The snow wet and sucking.
Down down down.
Shards of rock sticking out here and there like sharks’ fins.
All the strength left me on the last hundred feet before I hit the forest, my bags sat waiting for me like dogs, always eager for more. I looked at the biggest one, the one I’d left on the wall all those weeks, and saw that its indestructible shell, which had probably been full of ice, was threaded with cracks, vinyl fibres bursting out like white hair, shattered by the impact.
I sat down beside it.
I noticed the sun was shining on me.
I didn’t care.
Instead of rock fall and the weight of the wall there was now the chatter of birdsong and the murmur of the river.
I didn’t care.
I emptied out the food from my bags onto the floor, a big pile of ambition now become bird food, and torched my rubbish with my remaining fuel.

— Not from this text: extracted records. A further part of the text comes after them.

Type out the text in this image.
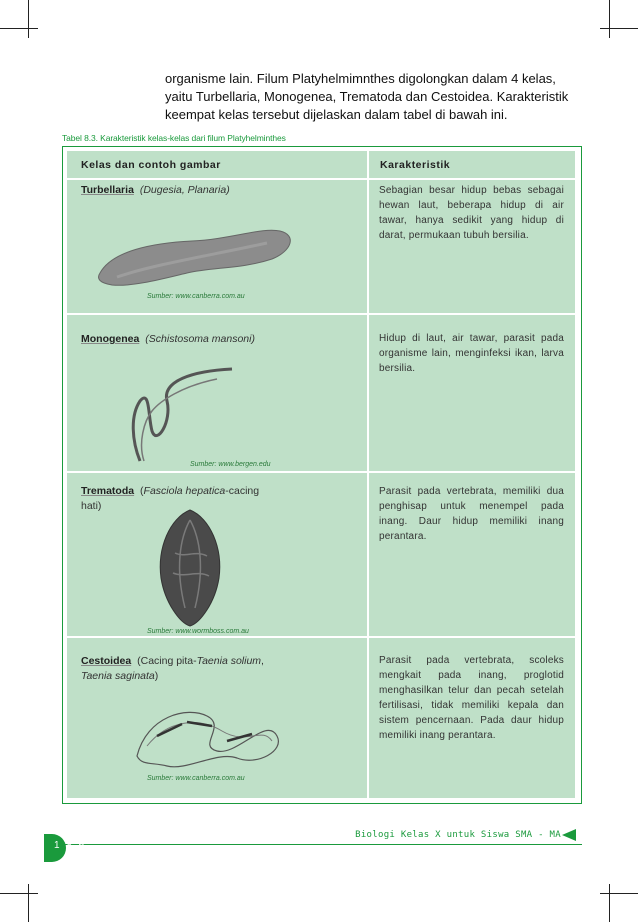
organisme lain. Filum Platyhelmimnthes digolongkan dalam 4 kelas,
yaitu Turbellaria, Monogenea, Trematoda dan Cestoidea. Karakteristik
keempat kelas tersebut dijelaskan dalam tabel di bawah ini.
Tabel 8.3. Karakteristik kelas-kelas dari filum Platyhelminthes
Kelas dan contoh gambar	Karakteristik
Turbellaria (Dugesia, Planaria)
Sumber: www.canberra.com.au
Sebagian besar hidup bebas sebagai hewan laut, beberapa hidup di air tawar, hanya sedikit yang hidup di darat, permukaan tubuh bersilia.
Monogenea (Schistosoma mansoni)
Sumber: www.bergen.edu
Hidup di laut, air tawar, parasit pada organisme lain, menginfeksi ikan, larva bersilia.
Trematoda (Fasciola hepatica-cacing hati)
Sumber: www.wormboss.com.au
Parasit pada vertebrata, memiliki dua penghisap untuk menempel pada inang. Daur hidup memiliki inang perantara.
Cestoidea (Cacing pita-Taenia solium, Taenia saginata)
Sumber: www.canberra.com.au
Parasit pada vertebrata, scoleks mengkait pada inang, proglotid menghasilkan telur dan pecah setelah fertilisasi, tidak memiliki kepala dan sistem pencernaan. Pada daur hidup memiliki inang perantara.
Biologi Kelas X untuk Siswa SMA - MA
1 8 6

I felt let down. Let down by myself, for my weakness and lack of forethought; for being so bold and ambitious; for not thinking things through; for thinking too much.

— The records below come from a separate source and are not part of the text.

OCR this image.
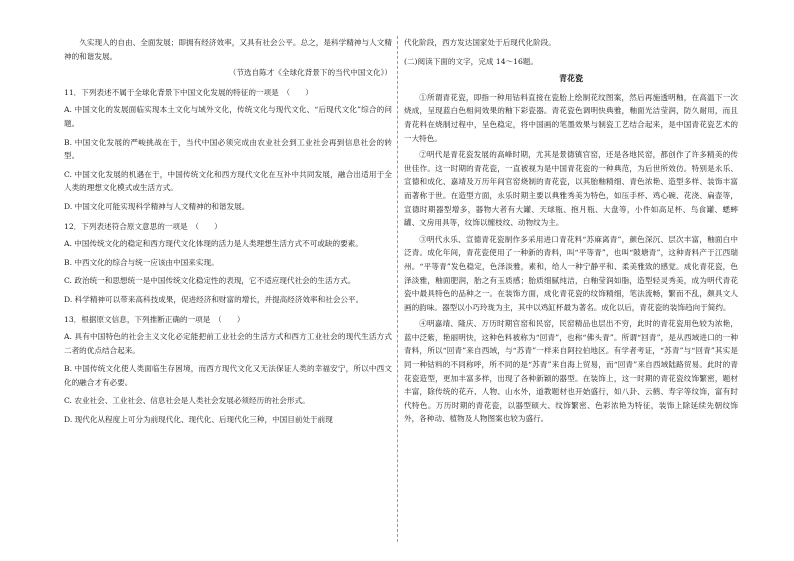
久实现人的自由、全面发展；即拥有经济效率，又具有社会公平。总之，是科学精神与人文精神的和谐发展。

（节选自陈才《全球化背景下的当代中国文化》）

11．下列表述不属于全球化背景下中国文化发展的特征的一项是　（　　）

A. 中国文化的发展面临实现本土文化与域外文化，传统文化与现代文化、“后现代文化”综合的问题。

B. 中国文化发展的严峻挑战在于，当代中国必须完成由农业社会到工业社会再到信息社会的转型。

C. 中国文化发展的机遇在于，中国传统文化和西方现代文化在互补中共同发展，融合出适用于全人类的理想文化模式或生活方式。

D. 中国文化可能实现科学精神与人文精神的和谐发展。

12．下列表述符合原文意思的一项是　（　　）

A. 中国传统文化的稳定和西方现代文化体现的活力是人类理想生活方式不可或缺的要素。

B. 中西文化的综合与统一应该由中国来实现。

C. 政治统一和思想统一是中国传统文化稳定性的表现，它不适应现代社会的生活方式。

D. 科学精神可以带来高科技成果，促进经济和财富的增长，并提高经济效率和社会公平。

13．根据原文信息，下列推断正确的一项是　（　　）

A. 具有中国特色的社会主义文化必定能把前工业社会的生活方式和西方工业社会的现代生活方式二者的优点结合起来。

B. 中国传统文化使人类面临生存困境，而西方现代文化又无法保证人类的幸福安宁，所以中西文化的融合才有必要。

C. 农业社会、工业社会、信息社会是人类社会发展必须经历的社会形式。

D. 现代化从程度上可分为前现代化、现代化、后现代化三种，中国目前处于前现

代化阶段，西方发达国家处于后现代化阶段。

(二)阅读下面的文字，完成 14～16题。

青花瓷

①所谓青花瓷，即指一种用钴料直接在瓷胎上绘制花纹图案，然后再施透明釉，在高温下一次烧成，呈现蓝白色相间效果的釉下彩瓷器。青花瓷色调明快典雅，釉面光洁莹润，防久耐用，而且青花料在烧制过程中，呈色稳定，将中国画的笔墨效果与制瓷工艺结合起来，是中国青花瓷艺术的一大特色。

②明代是青花瓷发展的高峰时期，尤其是景德镇官窑，还是各地民窑，都创作了许多精美的传世佳作。这一时期的青花瓷，一直被视为是中国青花瓷的一种典范，为后世所效仿。特别是永乐、宣德和成化、嘉靖及万历年间官窑烧制的青花瓷，以其胎釉精细、青色浓艳、造型多样、装饰丰富而著称于世。在造型方面，永乐时期主要以典雅秀美为特色，如压手杯、鸡心碗、花浇、扁壶等，宣德时期器型增多，器物大者有大罐、天球瓶、抱月瓶、大盘等，小件如高足杯、鸟食罐、蟋蟀罐、文房用具等，纹饰以缠枝纹、动物纹为主。

③明代永乐、宣德青花瓷制作多采用进口青花料“苏麻离青”，颜色深沉、层次丰富，釉面白中泛青。成化年间，青花瓷使用了一种新的青料，叫“平等青”，也叫“陂塘青”，这种青料产于江西瑞州。“平等青”发色稳定，色泽淡雅，素和，给人一种宁静平和、柔美雅致的感觉。成化青花瓷，色泽淡雅，釉面肥润，胎之有玉质感；胎质细腻纯洁，白釉莹润如脂，造型轻灵秀美，成为明代青花瓷中最具特色的品种之一。在装饰方面，成化青花瓷的纹饰精细，笔法流畅，繁而不乱，颇具文人画的韵味。器型以小巧玲珑为主，其中以鸡缸杯最为著名。成化以后，青花瓷的装饰趋向于简约。

④明嘉靖、隆庆、万历时期官窑和民窑，民窑精品也层出不穷，此时的青花瓷用色较为浓艳，蓝中泛紫，艳丽明快，这种色料被称为“回青”，也称“佛头青”。所谓“回青”，是从西域进口的一种青料，所以“回青”来自西域，与“苏青”一样来自阿拉伯地区。有学者考证，“苏青”与“回青”其实是同一种钴料的不同称呼，所不同的是“苏青”来自海上贸易，而“回青”来自西域陆路贸易。此时的青花瓷造型，更加丰富多样，出现了各种新颖的器型。在装饰上，这一时期的青花瓷纹饰繁密，题材丰富，除传统的花卉、人物、山水外，道教题材也开始盛行，如八卦、云鹤、寿字等纹饰，富有时代特色。万历时期的青花瓷，以器型硕大、纹饰繁密、色彩浓艳为特征，装饰上除延续先朝纹饰外，各种动、植物及人物图案也较为盛行。
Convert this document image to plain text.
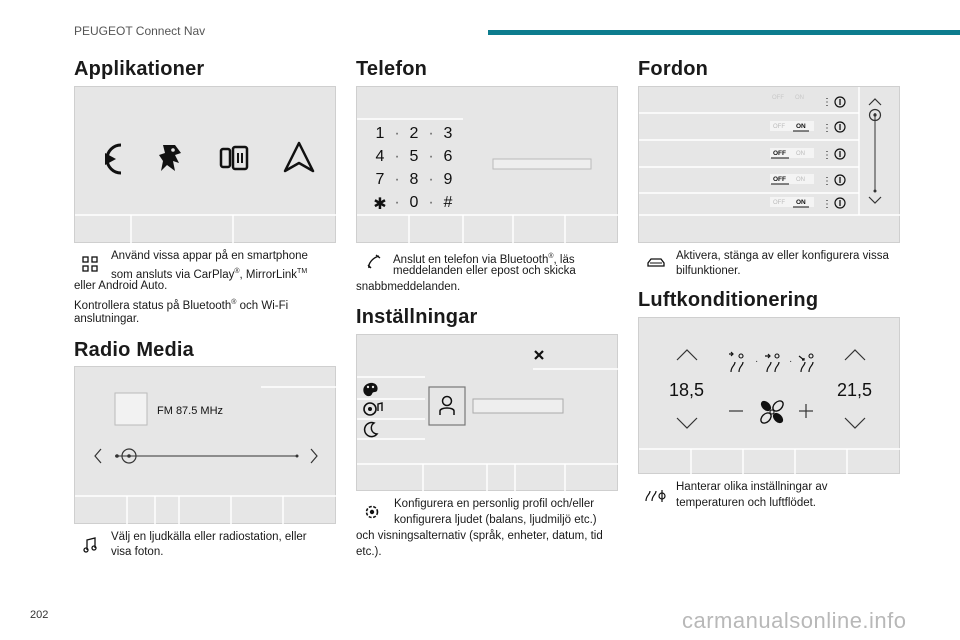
PEUGEOT Connect Nav
Applikationer
Använd vissa appar på en smartphone
som ansluts via CarPlay®, MirrorLink™
eller Android Auto.
Kontrollera status på Bluetooth® och Wi-Fi
anslutningar.
Radio Media
FM 87.5 MHz
Välj en ljudkälla eller radiostation, eller
visa foton.
Telefon
1 · 2 · 3
4 · 5 · 6
7 · 8 · 9
✱ · 0 · #
Anslut en telefon via Bluetooth®, läs
meddelanden eller epost och skicka
snabbmeddelanden.
Inställningar
Konfigurera en personlig profil och/eller
konfigurera ljudet (balans, ljudmiljö etc.)
och visningsalternativ (språk, enheter, datum, tid
etc.).
Fordon
OFF ON ⋮
OFF ON ⋮
OFF ON ⋮
OFF ON ⋮
OFF ON ⋮
Aktivera, stänga av eller konfigurera vissa
bilfunktioner.
Luftkonditionering
·	·
18,5	21,5
Hanterar olika inställningar av
temperaturen och luftflödet.
202	carmanualsonline.info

I felt rejected by the wall.
I felt rejected by myself.
All my hardware was piled in front of me, all those little bits and pieces I’d accumulated over the years, bought and scrounged and given, used on El Capitan on a dozen ascents, the Lafaille on the Dru, three trips to Patagonia, all that weight carried on my back, saving my life and the lives of my friends countless times. They were the tools of my trade, but I despised both them and that trade.

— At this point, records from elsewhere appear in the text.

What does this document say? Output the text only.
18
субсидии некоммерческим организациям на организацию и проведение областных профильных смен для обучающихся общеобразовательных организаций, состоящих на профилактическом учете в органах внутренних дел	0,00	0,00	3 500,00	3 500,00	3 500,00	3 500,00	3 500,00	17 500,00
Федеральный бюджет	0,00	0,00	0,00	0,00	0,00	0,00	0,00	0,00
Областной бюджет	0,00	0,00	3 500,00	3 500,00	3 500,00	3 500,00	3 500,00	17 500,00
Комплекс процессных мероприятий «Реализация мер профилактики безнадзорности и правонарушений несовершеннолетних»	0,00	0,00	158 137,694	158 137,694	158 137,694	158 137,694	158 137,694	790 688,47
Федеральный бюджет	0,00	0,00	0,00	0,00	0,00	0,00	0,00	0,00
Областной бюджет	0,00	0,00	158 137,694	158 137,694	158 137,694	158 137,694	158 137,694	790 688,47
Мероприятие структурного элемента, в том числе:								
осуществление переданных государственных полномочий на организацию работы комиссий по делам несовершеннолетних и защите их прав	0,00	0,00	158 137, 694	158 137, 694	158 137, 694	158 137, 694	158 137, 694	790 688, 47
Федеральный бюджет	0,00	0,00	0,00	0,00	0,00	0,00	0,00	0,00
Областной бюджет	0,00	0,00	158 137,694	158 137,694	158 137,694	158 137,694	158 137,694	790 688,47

I had the urge to throw the lot into the river. To go home unburdened by climbing. To open
the door and hug my kids and tell them I’d never risk it all again.
Just throw the lot in the river.
No.
I packed up my haul-bags, creating one giant knee-grinding load, a load too heavy to bear, and resting it on a rock so I could strap myself to it, I staggered all the way back to Åndalsnes.
I didn’t look back.
TWELVE
Breathing
Someone coughed, waking me instantly. It was a little cough from little lungs, breaking the quiet of the dark house.
I’d been asleep on our shabby red settee under a grotty sleeping bag, forced out of bed, probably due to my snoring, or heavy breathing, or some minor annoyance. You’d think the longer you were married the easier such things would become, but generally it seems the reverse, and so I was sleeping in the living room. Ella was in the room above me in her child-sized bed, Ewen in the room beside hers.
The cough came again.
The settee was old and comfortable, worn by our weight and the brush of hands and feet and backsides, its edges, like those on a badly packed haul-bag, exposed to their woody bone. The kids jumped on it, the family crammed together on it, and drinks were spilled on it. A friend had handed it on. I think we did him a favour taking it off his hands. Still, we weren’t proud. Our house was usually a tip anyway, and so it fitted in well. I loved that settee, and I seemed to spend more and more time on it, especially at night, bivying out in my own house.
I didn’t really mind, imagining myself on some mountain instead, a small adventure, the smell of a well used sleeping bag pulled around me, cushions like soft heather, car headlights passing the window like distant lightning. It reminded me of camping out under my bed as a kid, something my mother thought worrying, but under the mattress, with a ceiling of interlocking wire, I would imagine I was in a cave, a snow hole, or stowed away in the hold of a starship. I guess even as I kid I was never happy to simply be where I was.
A third cough.
It was Ewen. Only they weren’t normal coughs. The sound was different. It was only a half-tone from normal, but it was undoubtedly wrong. Ewen’s cough had brought me from deep sleep to total consciousness, as if I’d heard a bear prowling through the house. I opened my eyes and lay there, wondering if I’d dreamt it, one part of me saying go back to sleep, the other that I must investigate, the part of you that asks if the gas is off or the candle blown out. The neurotic part that is nearly always wrong. Nearly always.